I’m sure you’ve heard of “Texas Sheet Cake” before, and it is likely one of those nostalgic desserts you grew up eating. What I don’t understand is how on Earth people gave this sheet-cake-frosted-bars-delightfulness the boot, as it is rare to see on a gathering spread anymore.
Adding a pinch of cinnamon to the batter of this sheet cake changes the flavors up just a bit. Spice is something that you rarely find in a chocolate cake batter, but for me in this case is a welcome addition. One thing that distinguishes a great chocolate cake recipe from an average one is…


Iowans are Lucky. Our local AE Buttermilk, gives us an unfair advantage. As proven in my trip to California last year (when I had to use the supplied buttermilk for a cooking contest) I had no idea how the texture of buttermilk could vary. The buttermilk I was supplied didn’t hold a candle to the AE Buttermilk I was used to using at home. It was thinner, not thick and voluptuous like I was used to practicing with my recipe up to that point, because I had never known any other buttermilk than that of AE Dairy. I never take for granted a good ingredient, especially a local ingredient that is sourced in my home state and processed within 10 miles of my house.

The AE Buttermilk in this brownie/cake recipe works in two different ways: the acidity in the cocoa interacts and tenderizes this simple cake with no hassle and gives the leavening power of the baking soda a significant boost. Win-win.

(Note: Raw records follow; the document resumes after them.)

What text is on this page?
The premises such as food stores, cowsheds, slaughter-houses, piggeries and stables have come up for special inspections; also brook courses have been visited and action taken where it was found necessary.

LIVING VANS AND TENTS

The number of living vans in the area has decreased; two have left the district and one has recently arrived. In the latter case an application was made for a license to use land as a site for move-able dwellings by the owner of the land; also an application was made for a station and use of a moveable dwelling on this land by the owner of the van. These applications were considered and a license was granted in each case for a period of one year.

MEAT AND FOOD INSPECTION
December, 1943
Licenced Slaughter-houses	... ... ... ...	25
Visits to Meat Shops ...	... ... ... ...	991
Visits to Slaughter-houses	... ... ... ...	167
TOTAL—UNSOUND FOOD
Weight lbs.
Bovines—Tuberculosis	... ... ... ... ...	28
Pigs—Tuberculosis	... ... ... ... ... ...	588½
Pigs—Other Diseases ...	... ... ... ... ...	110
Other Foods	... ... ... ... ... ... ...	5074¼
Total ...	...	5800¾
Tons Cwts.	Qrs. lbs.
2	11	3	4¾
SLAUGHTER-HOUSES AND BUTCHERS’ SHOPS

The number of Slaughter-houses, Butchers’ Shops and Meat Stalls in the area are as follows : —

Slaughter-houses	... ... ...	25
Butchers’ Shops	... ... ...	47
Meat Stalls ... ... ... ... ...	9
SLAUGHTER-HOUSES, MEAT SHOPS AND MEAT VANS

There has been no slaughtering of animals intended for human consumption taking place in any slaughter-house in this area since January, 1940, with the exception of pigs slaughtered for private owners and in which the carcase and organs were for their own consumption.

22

Chocolate Buttermilk Sheet Cake

Do you like fudgy brownies? Frosted brownies? Cake-like brownies? I’ve always preferred cake-like brownies with a softer flavor, not too cocoa-y. The AE Buttermilk in the batter does provide a nice richness but also balances out some of the sweetness as well. The frosting is great too, the texture is spot on and holds up really well if you are at a picnic or encountering warm weather. Here’s a trick: If you spread the icing on warm, it is smooth and glossy. I like to wait until it cools just a bit, then you get a totally different texture. You can also mix it up a bit and use AE Half and Half instead of AE Whole Milk in the frosting. With half and half, the texture of the frosting is richer and more flexible because of the additional fat.
I love to garnish this treat with some sweet little sugar crystals. We plan to make this special cake for a friend over the weekend. Check out the notes section for more variations on pan sizes. And, because I wanted to commemorate my love of BUTTERMILK… here’s a picture of the pig I wanted to name “Buttermilk”. I thought it was the perfect name, until I was informed that her name was “Curly” because of her tail. I never win the name-game! For now… she’ll be “Curly Buttermilk”. (Just don’t tell my daughter.)
Also, I want to note for full disclosure purposes that this was the only photo in the highlight reel that turned out because about 2 seconds after I snapped this picture ‘Curly Buttermilk’ sprung up off of her four cloven hooves and took off on a tear all throughout the yard, nearly taking my son down with her. Now you understand why Mama had to come inside and bake a little to calm my nerves! Just so you know, when you zig… a pig won’t zag. They aren’t that bright. Here she goes…
Until next time! Learn more about AE Dairy and connect with them on Facebook, Twitter, Pinterest and YouTube for great recipe ideas and news of exciting new products coming down the pipeline! You can find me hoarding AE Buttermilk and Toasted Onion Sour Cream Dip this time of year!

This is a sponsored conversation written by me on behalf of AE Dairy via RhythmOne. The opinions and text are all mine.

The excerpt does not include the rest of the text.